IRIS², a €10.5 billion project to build a sovereign, multi-orbit satellite constellation, is touted as the continent’s answer to SpaceX’s Starshield and Amazon’s Kuiper. The scheme is supposed to deliver secure broadband communications and surveillance services by 2027, offering a blend of civilian connectivity and military resilience.
For once, the EU seems to grasp that space is not just a scientific playground but a frontline of geopolitical rivalry. The Covid pandemic exposed Europe’s reliance on foreign supply chains; the war in Ukraine reminded leaders that infrastructure as basic as satellite links could decide a battlefield. When Elon Musk’s Starlink provided Ukrainian troops with instant secure communications in 2022, Brussels had no indigenous alternative. IRIS² is meant to ensure that never happens again.
The ambition is undeniable. The constellation will combine satellites in low Earth orbit (LEO), medium orbit, and geostationary slots, ensuring redundancy and broad coverage. From remote mountain villages to naval task forces in the Mediterranean, the promise is uninterrupted secure data. European officials boast that the system will serve governments and citizens alike, a “public good” rather than just a military toy. In theory, the signal will be both secure enough for defence ministries and cheap enough for households in rural Spain or Bulgaria.
But the hurdles are considerable. SpaceX already has more than 6,000 satellites in orbit, with Musk eyeing tens of thousands more. Europe, by contrast, is still at the design stage. Delays and cost overruns are already whispered about in Brussels corridors. Even if the system goes live by 2027, it will be a minnow compared to the American leviathan. And then there is China’s rapidly expanding Guowang constellation, set to cement Beijing’s dominance in its neighbourhood and beyond.
There is also the awkward reality of European industry. Contracts have been divided between the usual aerospace giants — Airbus, Thales Alenia Space, and OHB — alongside a handful of newer players. The hope is to spur innovation, but critics warn that Brussels is simply padding the wallets of its favourite champions. More worrying still, Europe’s launch capacity remains in disarray. Ariane 6, the flagship rocket, has been repeatedly delayed. Without reliable access to orbit, IRIS² risks becoming another white-paper exercise rather than a functioning system.
Still, there are reasons to take the project seriously. The EU’s budget commitment is substantial, and the political will appears stronger than in past half-hearted ventures. Ursula von der Leyen has framed the programme as integral to “strategic autonomy” — Brussels jargon for reducing dependence on Washington.

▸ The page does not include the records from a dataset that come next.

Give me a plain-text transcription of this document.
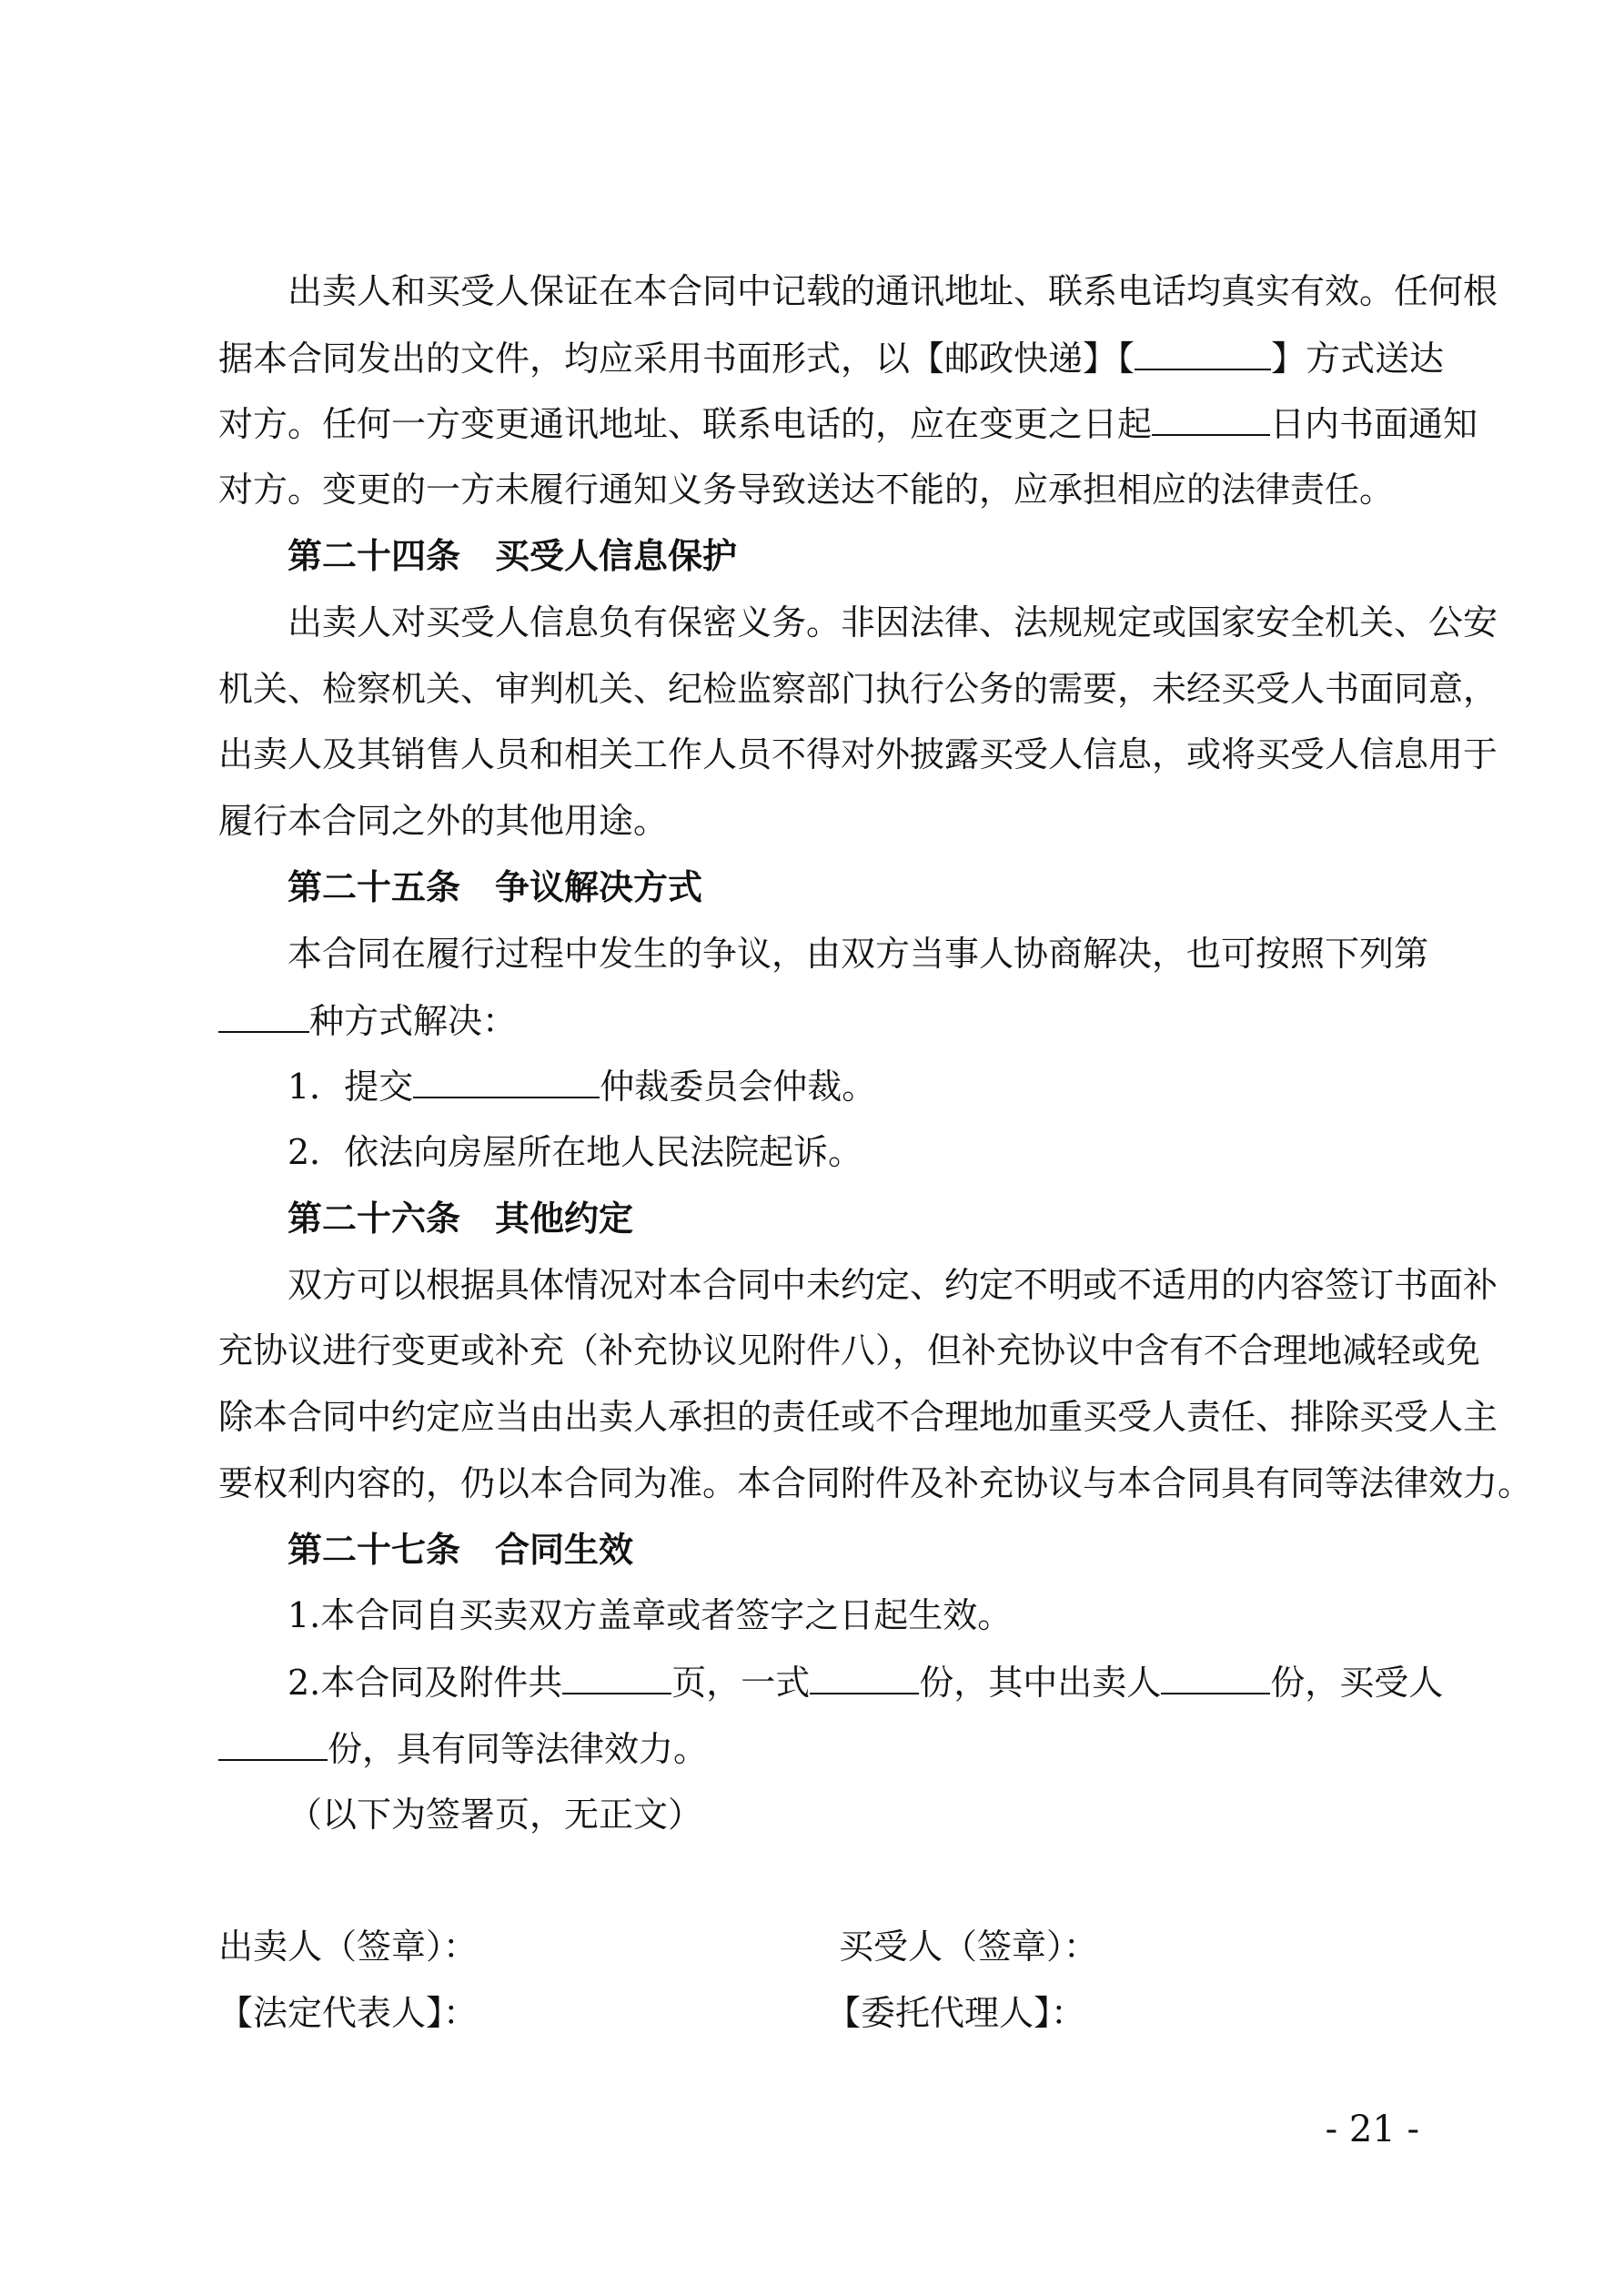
出卖人和买受人保证在本合同中记载的通讯地址、联系电话均真实有效。任何根
据本合同发出的文件，均应采用书面形式，以【邮政快递】【	】方式送达
对方。任何一方变更通讯地址、联系电话的，应在变更之日起	日内书面通知
对方。变更的一方未履行通知义务导致送达不能的，应承担相应的法律责任。
第二十四条　买受人信息保护
出卖人对买受人信息负有保密义务。非因法律、法规规定或国家安全机关、公安
机关、检察机关、审判机关、纪检监察部门执行公务的需要，未经买受人书面同意，
出卖人及其销售人员和相关工作人员不得对外披露买受人信息，或将买受人信息用于
履行本合同之外的其他用途。
第二十五条　争议解决方式
本合同在履行过程中发生的争议，由双方当事人协商解决，也可按照下列第
种方式解决：
1．提交	仲裁委员会仲裁。
2．依法向房屋所在地人民法院起诉。
第二十六条　其他约定
双方可以根据具体情况对本合同中未约定、约定不明或不适用的内容签订书面补
充协议进行变更或补充（补充协议见附件八），但补充协议中含有不合理地减轻或免
除本合同中约定应当由出卖人承担的责任或不合理地加重买受人责任、排除买受人主
要权利内容的，仍以本合同为准。本合同附件及补充协议与本合同具有同等法律效力。
第二十七条　合同生效
1.本合同自买卖双方盖章或者签字之日起生效。
2.本合同及附件共	页，一式	份，其中出卖人	份，买受人
份，具有同等法律效力。
（以下为签署页，无正文）
出卖人（签章）：	买受人（签章）：
【法定代表人】：	【委托代理人】：
- 21 -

With NATO’s future uncertain with Donald Trump’s return to the White House, the appetite for sovereign European capabilities is only growing.
For Europe’s militaries, the stakes are high. Secure satellite links underpin modern command and control, from submarines under the Arctic ice to special forces in Africa. At present, many EU states lean heavily on US assets, leaving them vulnerable to political whim. A functioning IRIS² would not eliminate that dependence, but it would give Europe a stronger fallback. For civilian life, too, the benefits are obvious. Farmers in rural Poland or schoolchildren in the Greek islands would enjoy broadband access previously unimaginable.
Yet scepticism lingers. Brussels has a habit of over-promising on grandiose projects, whether in defence, energy, or digital infrastructure. Eurofighter, Galileo, and even the energy market unification have all stumbled on cost, politics, and turf wars. IRIS² could easily become another slow-motion saga of delays, disputes, and spiralling budgets. The difference, this time, is that Europe’s rivals are not standing still. America and China are racing ahead.
Ultimately, IRIS² is not really about broadband. It is about power — the ability of Europe to project resilience and independence in a world where space is contested ground. If the EU can deliver, the programme could mark a turning point in Europe’s emergence as a serious player in the new space race. If it fails, it will be another reminder that Brussels, for all its ambition, remains hamstrung by bureaucracy and division.
The next two years will be critical. By 2027, Europe must show not just that it can design and fund such a system, but that it can actually launch and operate it. The prize is considerable: a Europe less reliant on Musk, less beholden to Washington, and more confident in its own technological muscle. But as history shows, for Brussels the gap between aspiration and reality is often the size of an orbit.